Segundo a associação Cria y Engorde del Caracol, este molusco é baixo em calorias, mas rico em proteínas, vitamina C e sais de ferro.
Tendo em conta o aumento da procura a nível mundial, foram criadas novas técnicas de produção, que foram dadas a conhecer na Feira Nacional da Agricultura (FNM).

Os nossos vizinhos espanhóis encontram-se muito a nossa frente no que é a cultura dos caracóis, inclusive no que diz respeito a legislação.
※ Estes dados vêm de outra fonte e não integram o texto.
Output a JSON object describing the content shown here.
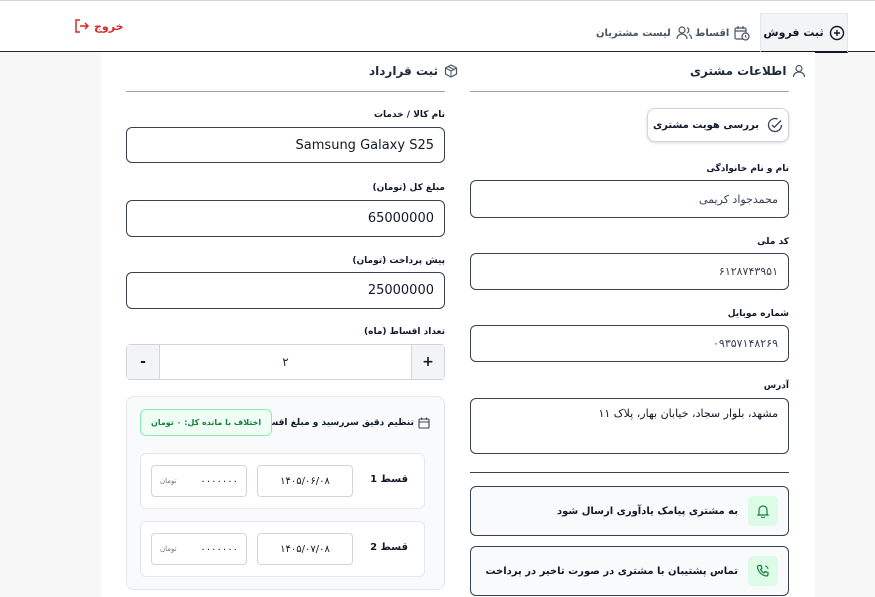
{
  "nav": {
    "logout_label": "خروج",
    "tabs": [
      {
        "label": "ثبت فروش",
        "icon": "plus-circle-icon",
        "active": true
      },
      {
        "label": "اقساط",
        "icon": "calendar-clock-icon",
        "active": false
      },
      {
        "label": "لیست مشتریان",
        "icon": "users-icon",
        "active": false
      }
    ]
  },
  "customer": {
    "title": "اطلاعات مشتری",
    "verify_button": "بررسی هویت مشتری",
    "fields": {
      "name_label": "نام و نام خانوادگی",
      "name_value": "محمدجواد کریمی",
      "national_id_label": "کد ملی",
      "national_id_value": "۶۱۲۸۷۴۳۹۵۱",
      "mobile_label": "شماره موبایل",
      "mobile_value": "۰۹۳۵۷۱۴۸۲۶۹",
      "address_label": "آدرس",
      "address_value": "مشهد، بلوار سجاد، خیابان بهار، پلاک ۱۱"
    },
    "toggles": [
      {
        "label": "به مشتری پیامک یادآوری ارسال شود",
        "icon": "bell-icon"
      },
      {
        "label": "تماس پشتیبان با مشتری در صورت تاخیر در پرداخت",
        "icon": "phone-icon"
      }
    ]
  },
  "contract": {
    "title": "ثبت قرارداد",
    "product_label": "نام کالا / خدمات",
    "product_value": "Samsung Galaxy S25",
    "total_label": "مبلغ کل (تومان)",
    "total_value": "65000000",
    "prepay_label": "پیش پرداخت (تومان)",
    "prepay_value": "25000000",
    "count_label": "تعداد اقساط (ماه)",
    "count_value": "۲",
    "minus": "-",
    "plus": "+",
    "schedule_title": "تنظیم دقیق سررسید و مبلغ اقساط",
    "diff_badge": "اختلاف با مانده کل: ۰ تومان",
    "installments": [
      {
        "label": "قسط 1",
        "date": "۱۴۰۵/۰۶/۰۸",
        "amount": "۰۰۰۰۰۰۰",
        "unit": "تومان"
      },
      {
        "label": "قسط 2",
        "date": "۱۴۰۵/۰۷/۰۸",
        "amount": "۰۰۰۰۰۰۰",
        "unit": "تومان"
      }
    ]
  },
  "colors": {
    "logout": "#dc2626",
    "badge_green": "#15803d",
    "toggle_icon_bg": "#dcfce7",
    "border_dark": "#374151"
  }
}
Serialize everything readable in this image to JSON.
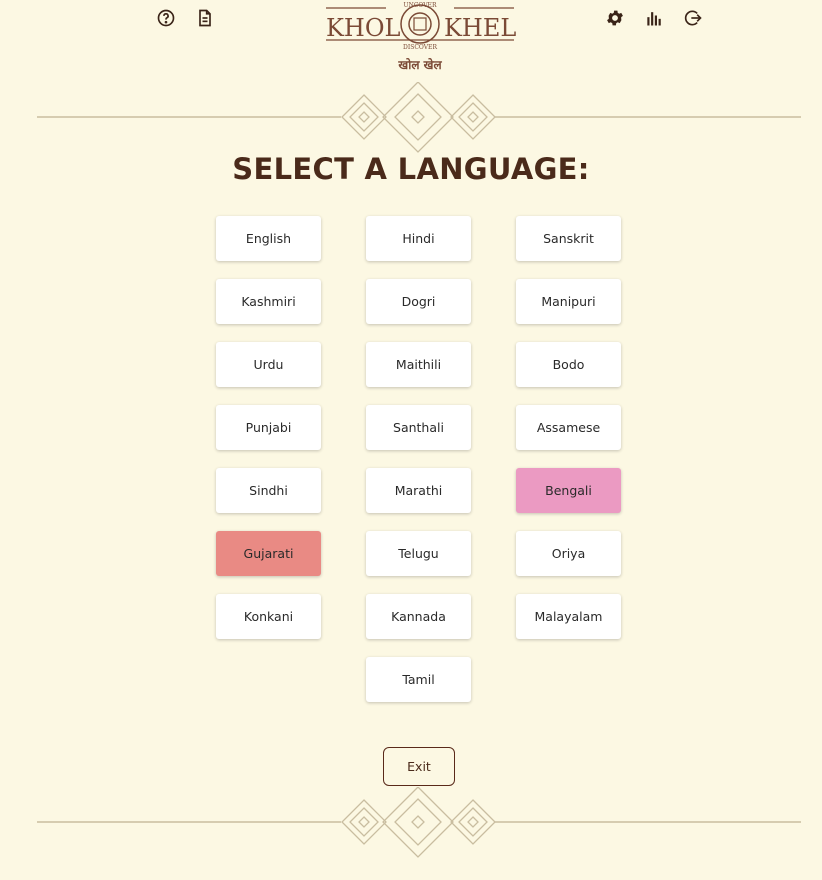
{
  "header": {
    "logo_text_left": "KHOL",
    "logo_text_right": "KHEL",
    "logo_arc_top": "UNCOVER",
    "logo_arc_bottom": "DISCOVER",
    "logo_subtitle": "खोल खेल",
    "icons": [
      "help-circle-icon",
      "document-icon",
      "gear-icon",
      "bar-chart-icon",
      "logout-icon"
    ]
  },
  "main": {
    "title": "SELECT A LANGUAGE:",
    "languages": [
      {
        "label": "English"
      },
      {
        "label": "Hindi"
      },
      {
        "label": "Sanskrit"
      },
      {
        "label": "Kashmiri"
      },
      {
        "label": "Dogri"
      },
      {
        "label": "Manipuri"
      },
      {
        "label": "Urdu"
      },
      {
        "label": "Maithili"
      },
      {
        "label": "Bodo"
      },
      {
        "label": "Punjabi"
      },
      {
        "label": "Santhali"
      },
      {
        "label": "Assamese"
      },
      {
        "label": "Sindhi"
      },
      {
        "label": "Marathi"
      },
      {
        "label": "Bengali",
        "highlight": "#eb9ac2"
      },
      {
        "label": "Gujarati",
        "highlight": "#e98a84"
      },
      {
        "label": "Telugu"
      },
      {
        "label": "Oriya"
      },
      {
        "label": "Konkani"
      },
      {
        "label": "Kannada"
      },
      {
        "label": "Malayalam"
      },
      {
        "label": "Tamil"
      }
    ],
    "exit_label": "Exit"
  },
  "colors": {
    "background": "#fcf8e3",
    "text": "#4a2a1a",
    "ornament": "#cfc3a6",
    "bengali_highlight": "#eb9ac2",
    "gujarati_highlight": "#e98a84"
  }
}
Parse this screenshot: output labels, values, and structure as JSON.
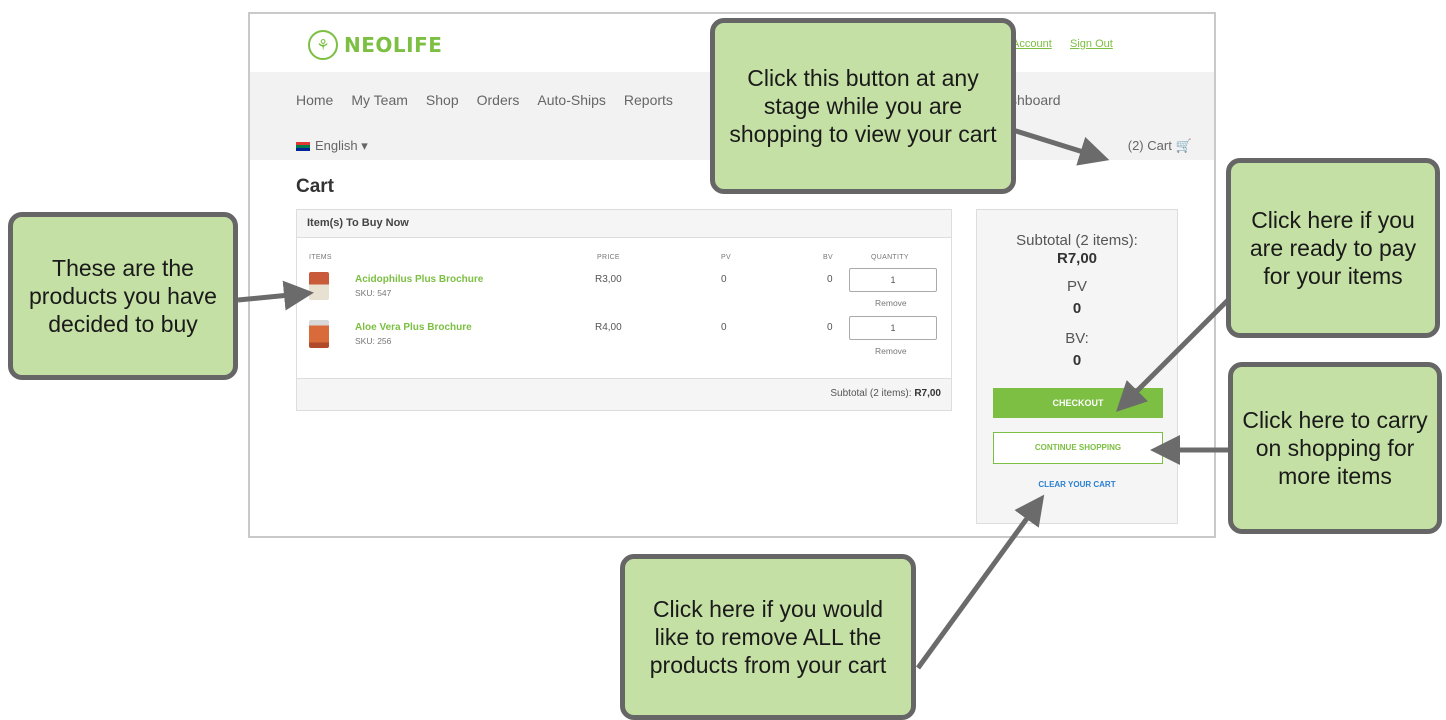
{
  "header": {
    "logo_icon": "wheat-icon",
    "logo_text": "NEOLIFE",
    "account_link": "Account",
    "sign_out_link": "Sign Out"
  },
  "nav": {
    "items": [
      "Home",
      "My Team",
      "Shop",
      "Orders",
      "Auto-Ships",
      "Reports"
    ],
    "dashboard_partial": "shboard",
    "language": "English ▾",
    "cart_link": "(2) Cart",
    "cart_icon": "shopping-cart-icon"
  },
  "page_title": "Cart",
  "items_panel": {
    "heading": "Item(s) To Buy Now",
    "columns": {
      "items": "ITEMS",
      "price": "PRICE",
      "pv": "PV",
      "bv": "BV",
      "quantity": "QUANTITY"
    },
    "rows": [
      {
        "name": "Acidophilus Plus Brochure",
        "sku": "SKU: 547",
        "price": "R3,00",
        "pv": "0",
        "bv": "0",
        "qty": "1",
        "remove": "Remove"
      },
      {
        "name": "Aloe Vera Plus Brochure",
        "sku": "SKU: 256",
        "price": "R4,00",
        "pv": "0",
        "bv": "0",
        "qty": "1",
        "remove": "Remove"
      }
    ],
    "footer_label": "Subtotal (2 items): ",
    "footer_value": "R7,00"
  },
  "summary": {
    "subtotal_label": "Subtotal (2 items):",
    "subtotal_value": "R7,00",
    "pv_label": "PV",
    "pv_value": "0",
    "bv_label": "BV:",
    "bv_value": "0",
    "checkout": "CHECKOUT",
    "continue": "CONTINUE SHOPPING",
    "clear": "CLEAR YOUR CART"
  },
  "callouts": {
    "cart_button": "Click this button at any stage while you are shopping to view your cart",
    "products": "These are the products you have decided to buy",
    "checkout": "Click here if you are ready to pay for your items",
    "continue": "Click here to carry on shopping for more items",
    "clear": "Click here if you would like to remove ALL the products from your cart"
  },
  "colors": {
    "brand_green": "#7cbf42",
    "callout_fill": "#c5e0a5",
    "callout_border": "#666666",
    "link_blue": "#2a7fd1"
  }
}
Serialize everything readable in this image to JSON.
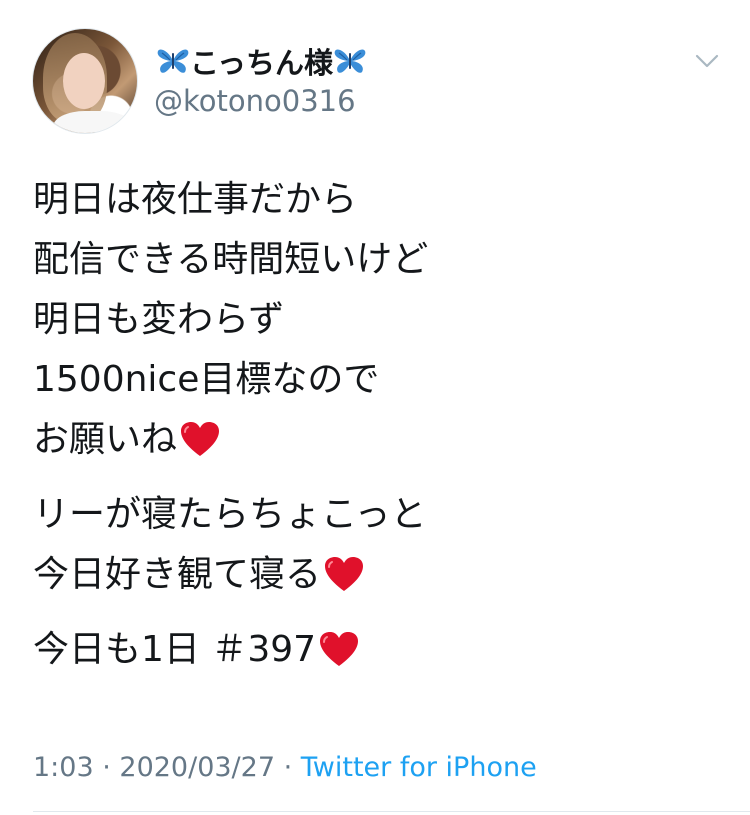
{
  "tweet": {
    "author": {
      "display_name": "こっちん様",
      "prefix_emoji": "butterfly-icon",
      "suffix_emoji": "butterfly-icon",
      "handle": "@kotono0316",
      "avatar": "avatar-image"
    },
    "menu_icon": "chevron-down-icon",
    "body": {
      "paragraph1": {
        "line1": "明日は夜仕事だから",
        "line2": "配信できる時間短いけど",
        "line3": "明日も変わらず",
        "line4": "1500nice目標なので",
        "line5": "お願いね"
      },
      "paragraph2": {
        "line1": "リーが寝たらちょこっと",
        "line2": "今日好き観て寝る"
      },
      "paragraph3": {
        "line1": "今日も1日 ＃397"
      },
      "heart_emoji": "red-heart-icon"
    },
    "meta": {
      "time": "1:03",
      "separator1": " · ",
      "date": "2020/03/27",
      "separator2": " · ",
      "source": "Twitter for iPhone"
    },
    "colors": {
      "text": "#14171a",
      "secondary": "#657786",
      "link": "#1da1f2",
      "butterfly": "#3b8ed8",
      "heart": "#e0112b",
      "divider": "#e1e8ed"
    }
  }
}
domingo, 17 de outubro de 2010

Numa pequena exploração de helicicultura

Numa pequena exploração de helicicultura, de um amigo encontramos cerca de 300 caracóis reprodutores que podem pôr entre 60 e 150 ovos cada um, depois do acasalamento.
Os caracóis são hermafroditas mas têm de acasalar para haver fecundação. Eles unem-se pela cabeça e assim permanecem durante umas dez horas, podendo repetir a operação várias vezes. O período que medeia entre o acasalamento e a desova vária conforme a temperatura, mas pode chegar entre os doze aos quinze dias.
No passo seguinte, o caracol escava um buraco de três a quatro centímetros de profundidade na terra e ali deposita os ovos. O buraco é tapado e inicia-se a incubação que pode durar entre 14 e 30 dias, conforme a temperatura. Em seguida, o caracol nasce já formado, com uma casca de três milímetros e com 27 mg de peso. Então começa a se alimentar de matéria orgânica e restos dos ovos.
Nos viveiros o helicultor, após passado algum tempo dos caracóis saírem desta espécie de maternidade faz a recolha e os coloca em locais onde vão começar a “engordar.”
Durante o dia se escondem da luz solar e à noite saem. O caracol se esconde debaixo de telhas, chapas, madeiras, bidões de plástico ou lata. Quando chega à noite começa a correria da procura de comida, comem ração própria e quase tudo o que aparece no seu caminho, geralmente o que é verde.
A sua ração é composta de uma mistura de farinha de soja, trigo, milho e aveia. À noite, alem da ração, comem couve, trevo e alface, que também são semeados no terreno onde se encontram.
Estes gastrópodes sobem por cima de tudo, por isso os viveiros possuem redes. Estes pequenos animais necessitam de quatro meses para atingir a idade adulta e para poder ser comercializado no mercado.
Um caracol adulto pesa entre 5 e 20 gramas no caso os mais comercializados são o “helix aspersa” ou “petit gus”, francês e o máximo, conhecido por “escargot de Bourgogne”.
Segundo alguns criadores, a partir de 2000 aos 5000 metros quadrados, já podemos ter um negócio de peso no mercado, com as novas tecnologias e o reaproveitamento de águas da chuva, podemos poupar bastante em despesas. É bom lembrar que podemos criar caracóis em casas com quintais e ganhar alguns trocos na nossa vizinhança, mas para quem sonha mais alto, precisa investir e aí os valores aumentam conforme o nº de estufas que se quer.
Segundo alguns criadores cada estufa custa cerca de 20.000 euros , não podemos esquecer que os caracóis também têm os seus predadores.
Eles são uma presa fácil para muitos outros animais que alimentam-se de caracóis. Os ratos, pássaros diversos, batráquios (sapos e rãs), toupeiras, osgas, lagartixas, ácaros, insectos entre outros.